I don’t usually ask questions at these events, but when Maggie Fox, CEO and founder of Social Media Group in Toronto, Canada declared Facebook didn’t have the right to make money on our personal data because – and I paraphrase – “taxpayers built and paid for the information superhighway it uses to make that money,” I couldn’t hold back. Imbued with the supply-and-demand balance of anyone swimming every day in the rarified ocean of the real-world economy, two thoughts immediately struck me.

First, as much as I disdain Mark Zuckerberg and Facebook (every time I finally figure it out, they change the darn thing!), I’m pretty sure, to the extent taxpayers in American (I can’t speak for Canada) really did build and pay for the information superhighway, Mark, Facebook and all Mark’s Facebook friends have paid more than their share of that cost. But, this line of thinking descends into the savagery of class warfare and we’ll leave those dregs for the political world.

My second thought suggests a more profound question, one that ultimately led to my asking Fox, “If you feel Facebook should pay us for using our personal data, how much should we pay Facebook for using their software?” Implied in this lives the trade-offs we face with each purchase decision we make. For example, when buying a car, we need to answer whether the value of a more expensive automobile justifies its increased cost.

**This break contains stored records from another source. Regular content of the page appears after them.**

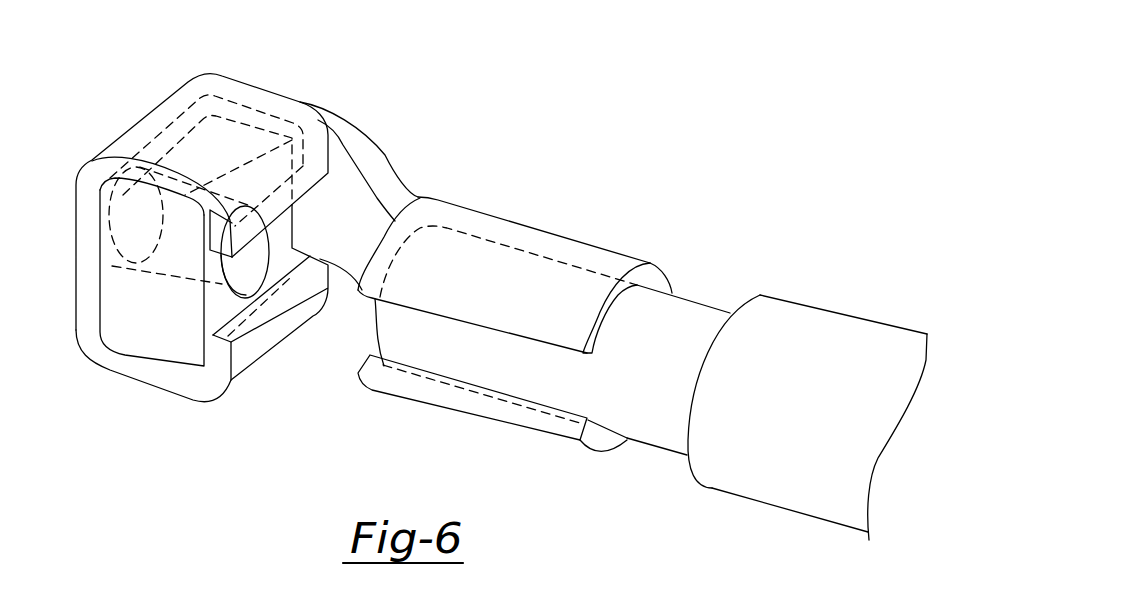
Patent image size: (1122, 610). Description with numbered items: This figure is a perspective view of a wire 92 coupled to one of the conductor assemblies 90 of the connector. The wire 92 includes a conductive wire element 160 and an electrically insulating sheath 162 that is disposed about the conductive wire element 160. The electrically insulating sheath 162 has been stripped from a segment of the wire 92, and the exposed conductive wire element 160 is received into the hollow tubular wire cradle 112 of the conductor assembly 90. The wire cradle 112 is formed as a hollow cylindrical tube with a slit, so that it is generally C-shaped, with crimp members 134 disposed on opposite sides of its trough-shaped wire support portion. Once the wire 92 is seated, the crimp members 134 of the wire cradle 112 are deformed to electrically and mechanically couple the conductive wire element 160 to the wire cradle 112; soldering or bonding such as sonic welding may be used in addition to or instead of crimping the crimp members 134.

The conductor assembly 90 is at (427, 90).
The wire cradle 112 is at (520, 230).
The crimp member 134 is at (485, 290).
The conductive wire element 160 is at (693, 318).
The electrically insulating sheath 162 is at (803, 333).
The wire 92 is at (752, 470).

At some point – and this point may be different for every individual – there exists a limit to the price we’re willing to pay for any particular item.

Certainly all but the most naïve believe they’re getting Facebook for free. The typical user understands the trade-off: in exchange for my sharing certain private information Facebook utilizes to sell advertising, I have the ability to use the Facebook system to post inane family photographs, harass “friends” I haven’t seen in ages and play silly time-wasting games that threaten to reduce American productivity to that of a Stone Age culture.  In many ways, this mimics the way we get those “free” magazines just for confessing demographic information to a modern stone tablet (or stone laptop or stone desktop, pick whatever geologic era you’re most comfortable with).

There comes a time, however, when the cost of revealing inner-most secrets outweighs the need to build imaginary farms or raise virtual crime families. That’s when we stop showing our privates, or at least that’s when we only show them for a dollar slipped into our garter belt.

Fox, like the Chicago Tribune wrote the day before her speech (“Selling our souls to Mark Zuckerberg,” Chicago Tribune, September 28, 2011), feels Facebook should be paying us now. Despite the folks in the room who voiced their approval for targeted ads over spam, she maintains we should earn revenue from allowing those ads to target us. Fox theorizes the value of our data far exceeds the value of Facebook to us (which, by the way, in answer to my question, she thinks is worth $35 a year).

Three quarters a billion consumer purchasing decisions would seem to contradict her hypothesis.

Perhaps that’s what a common sense economist might conclude. What do you conclude?